On the singularity $r=0$ of the Schwarzschild metric

Question

I faced following sentences:

Unlike the co-ordinate singularity at $r = 2M$, the origin of the Schwarzschild metric $r = 0$ has a true curvature singularity. It was first believed that this singularity was an artifact of spherical symmetry and that a generic collapse would evade the singularity. However, work by Hawking and Penrose showed that this was not so and that singularities were generic rather than special. The ubiquity of singularities is guaranteed by the singularity theorems by Hawking and Penrose.

Question1: What is the meaning of "generic collapse"?

Question2: When is a singularity an artifact of spherical symmetry?

Answer 1

I believe that both questions are easily answered even without a GR background. Saying that something is an artifact of spherical symmetry means, in this context, that it was expected that the singularity would not occur in cases where no perfect symmetry is assumed. Since perfect spherical symmetry only ever occurs in theory, this would solve the problem of the singularity: it would never appear in practice.
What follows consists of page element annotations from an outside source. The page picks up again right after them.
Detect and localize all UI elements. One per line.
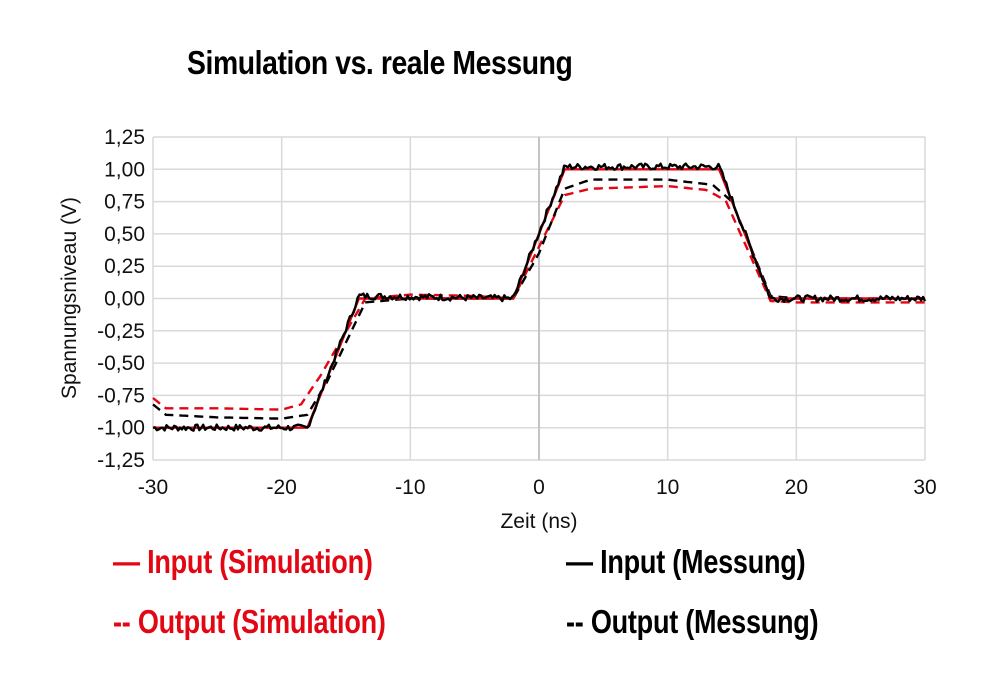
- series-line: [152, 162, 927, 432]
- x-tick-label: -10: [395, 476, 425, 499]
- x-tick-label: 0: [533, 476, 545, 499]
- y-tick-label: 1,00: [104, 158, 145, 181]
- axis-ticks: 1,25 1,00 0,75 0,50 0,25 0,00 -0,25 -0,50 -0,75 -…: [97, 126, 937, 499]
- legend-input-messung: — Input (Messung): [566, 543, 806, 580]
- y-tick-label: -1,00: [97, 417, 145, 440]
- legend-dashed-line-icon: --: [113, 603, 131, 640]
- y-tick-label: 1,25: [104, 126, 145, 149]
- x-tick-label: 20: [785, 476, 808, 499]
- y-tick-label: -0,25: [97, 320, 145, 343]
- legend-solid-line-icon: —: [113, 543, 140, 580]
- legend-output-simulation: -- Output (Simulation): [113, 603, 386, 640]
- x-tick-label: 30: [913, 476, 936, 499]
- legend-dashed-line-icon: --: [566, 603, 584, 640]
- y-tick-label: 0,25: [104, 255, 145, 278]
- data-lines: [152, 162, 927, 432]
- legend-input-simulation: — Input (Simulation): [113, 543, 373, 580]
- legend-output-messung: -- Output (Messung): [566, 603, 819, 640]
- y-tick-label: -0,50: [97, 352, 145, 375]
- y-tick-label: -1,25: [97, 449, 145, 472]
- x-tick-label: -30: [138, 476, 168, 499]
- y-tick-label: -0,75: [97, 384, 145, 407]
- series-line: [152, 184, 925, 411]
- legend-solid-line-icon: —: [566, 543, 593, 580]
- x-axis-label: Zeit (ns): [500, 510, 577, 533]
- grid: [152, 136, 926, 461]
- x-tick-label: -20: [266, 476, 296, 499]
- chart-title: Simulation vs. reale Messung: [187, 44, 573, 81]
- y-axis-label: Spannungsniveau (V): [58, 197, 81, 399]
- y-tick-label: 0,75: [104, 191, 145, 214]
- y-tick-label: 0,00: [104, 288, 145, 311]
- y-tick-label: 0,50: [104, 223, 145, 246]
- x-tick-label: 10: [656, 476, 679, 499]
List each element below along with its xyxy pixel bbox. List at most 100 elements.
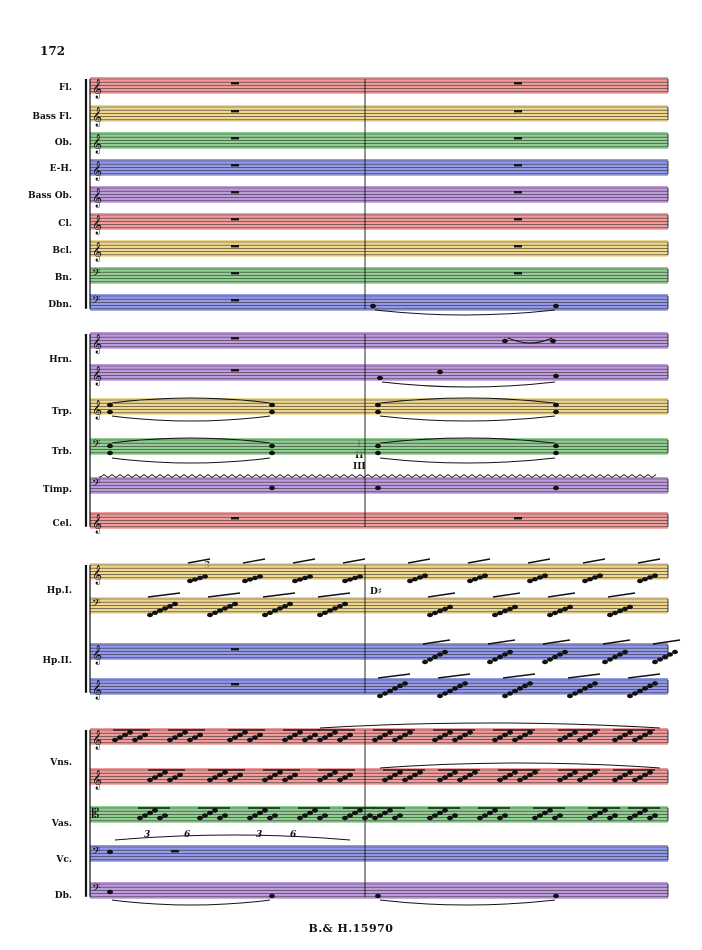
string-note	[437, 735, 443, 740]
harp-note	[497, 654, 503, 660]
string-note	[272, 772, 278, 778]
string-note	[637, 810, 643, 816]
string-note	[397, 735, 403, 740]
harp-note	[587, 683, 593, 689]
string-note	[387, 808, 393, 813]
string-note	[147, 810, 153, 816]
string-note	[517, 735, 523, 740]
string-note	[557, 813, 563, 818]
string-note	[307, 810, 313, 816]
treble-clef-icon: 𝄞	[92, 514, 102, 534]
label-hrn: Hrn.	[49, 355, 72, 365]
string-note	[462, 732, 468, 738]
string-note	[367, 813, 373, 818]
label-cel: Cel.	[52, 519, 72, 529]
string-note	[277, 770, 283, 775]
beam	[487, 639, 516, 645]
harp-note	[307, 574, 313, 579]
treble-clef-icon: 𝄞	[92, 565, 102, 585]
treble-clef-icon: 𝄞	[92, 161, 102, 181]
string-note	[122, 732, 128, 738]
string-note	[622, 732, 628, 738]
string-note	[382, 810, 388, 816]
string-note	[502, 775, 508, 780]
treble-clef-icon: 𝄞	[92, 79, 102, 99]
beam	[207, 592, 241, 598]
string-note	[637, 735, 643, 740]
string-note	[317, 737, 323, 743]
string-note	[432, 737, 438, 743]
harp-note	[432, 654, 438, 660]
string-note	[617, 735, 623, 740]
string-note	[612, 737, 618, 743]
note-head	[269, 409, 275, 415]
harp-note	[342, 578, 348, 584]
label-cl: Cl.	[58, 219, 72, 229]
harp-note	[542, 573, 548, 578]
alto-clef-icon: 𝄡	[92, 806, 99, 822]
harp-note	[187, 578, 193, 584]
string-note	[547, 808, 553, 813]
beam	[187, 558, 211, 564]
harp-note	[597, 573, 603, 578]
string-note	[257, 732, 263, 738]
harp-note	[212, 610, 218, 615]
string-note	[492, 737, 498, 743]
harp-pedal-marking: D♯	[370, 587, 383, 597]
string-note	[267, 815, 273, 821]
string-note	[532, 770, 538, 775]
harp-note	[557, 608, 563, 614]
harp-note	[322, 610, 328, 615]
note-head	[107, 402, 113, 408]
label-ob: Ob.	[54, 138, 72, 148]
string-note	[587, 815, 593, 821]
whole-rest	[231, 369, 239, 372]
vas-tuplet-6b: 6	[290, 830, 297, 840]
vns-slur-2	[379, 762, 661, 769]
trp-tie-3	[379, 397, 556, 404]
whole-rest	[231, 299, 239, 302]
string-note	[152, 808, 158, 813]
string-note	[557, 777, 563, 783]
label-bass-ob: Bass Ob.	[28, 191, 72, 201]
string-note	[237, 732, 243, 738]
string-note	[287, 775, 293, 780]
string-note	[537, 813, 543, 818]
string-note	[232, 735, 238, 740]
harp-note	[612, 610, 618, 616]
string-note	[447, 772, 453, 778]
harp-note	[437, 693, 443, 699]
string-note	[497, 735, 503, 740]
bass-clef-icon: 𝄢	[92, 439, 100, 454]
treble-clef-icon: 𝄞	[92, 730, 102, 750]
db-tie	[111, 899, 271, 906]
harp-note	[547, 612, 553, 618]
note-head	[375, 409, 381, 415]
string-note	[637, 775, 643, 780]
trb-tie-2	[111, 457, 271, 464]
timp-roll	[99, 474, 657, 479]
label-dbn: Dbn.	[48, 300, 72, 310]
string-note	[562, 735, 568, 740]
harp-note	[232, 601, 238, 607]
harp-note	[572, 691, 578, 696]
beam	[627, 673, 661, 679]
harp-note	[167, 604, 173, 609]
string-note	[232, 775, 238, 780]
string-note	[437, 777, 443, 783]
beam	[502, 673, 536, 679]
harp-note	[617, 608, 623, 614]
harp-note	[562, 606, 568, 612]
string-note	[342, 735, 348, 740]
vas-tuplet-6: 6	[184, 830, 191, 840]
label-vc: Vc.	[56, 855, 72, 865]
label-vns: Vns.	[50, 758, 72, 768]
note-head	[375, 443, 381, 449]
string-note	[627, 815, 633, 821]
harp-note	[477, 575, 483, 580]
note-head	[269, 893, 275, 899]
harp-note	[507, 691, 513, 696]
string-note	[312, 808, 318, 813]
harp-note	[647, 683, 653, 689]
trb-roman-2: II	[355, 451, 364, 461]
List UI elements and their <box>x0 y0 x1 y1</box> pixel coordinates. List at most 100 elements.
The real-life case is referred to as 'generic', denoting pretty much that it does not have any special properties (like perfect spherical symmetry) associated with it.

Answer 2

In addition to Danu's answer, it is worth mentioning that there is another class of solutions in GR which arise as the artifacts of special symmetry: naked sigularities (that is, singularities without event horizons).

The cosmic censorship hypothesis states that for a 'reasonable' matter, dynamical evolution from generic initial conditions can never produce a naked singularity.

Nevertheless, there exist solutions in which the collapse of matter results in the formation of naked singularities. It's just the initial conditions for such solutions are 'special', often possessing high degree of symmetry (such as spherical symmetry), and thus would likely could not be realized in reality.

Interestingly, the existence of such naked singularities was the subject of a bet between S. Hawking and J. Preskill/K. Thorne. Hawking conceded the original version of the bet "on technicalities" accepting that naked singularities can form under very special "nongeneric" conditions, and proposed a new version, which is still open.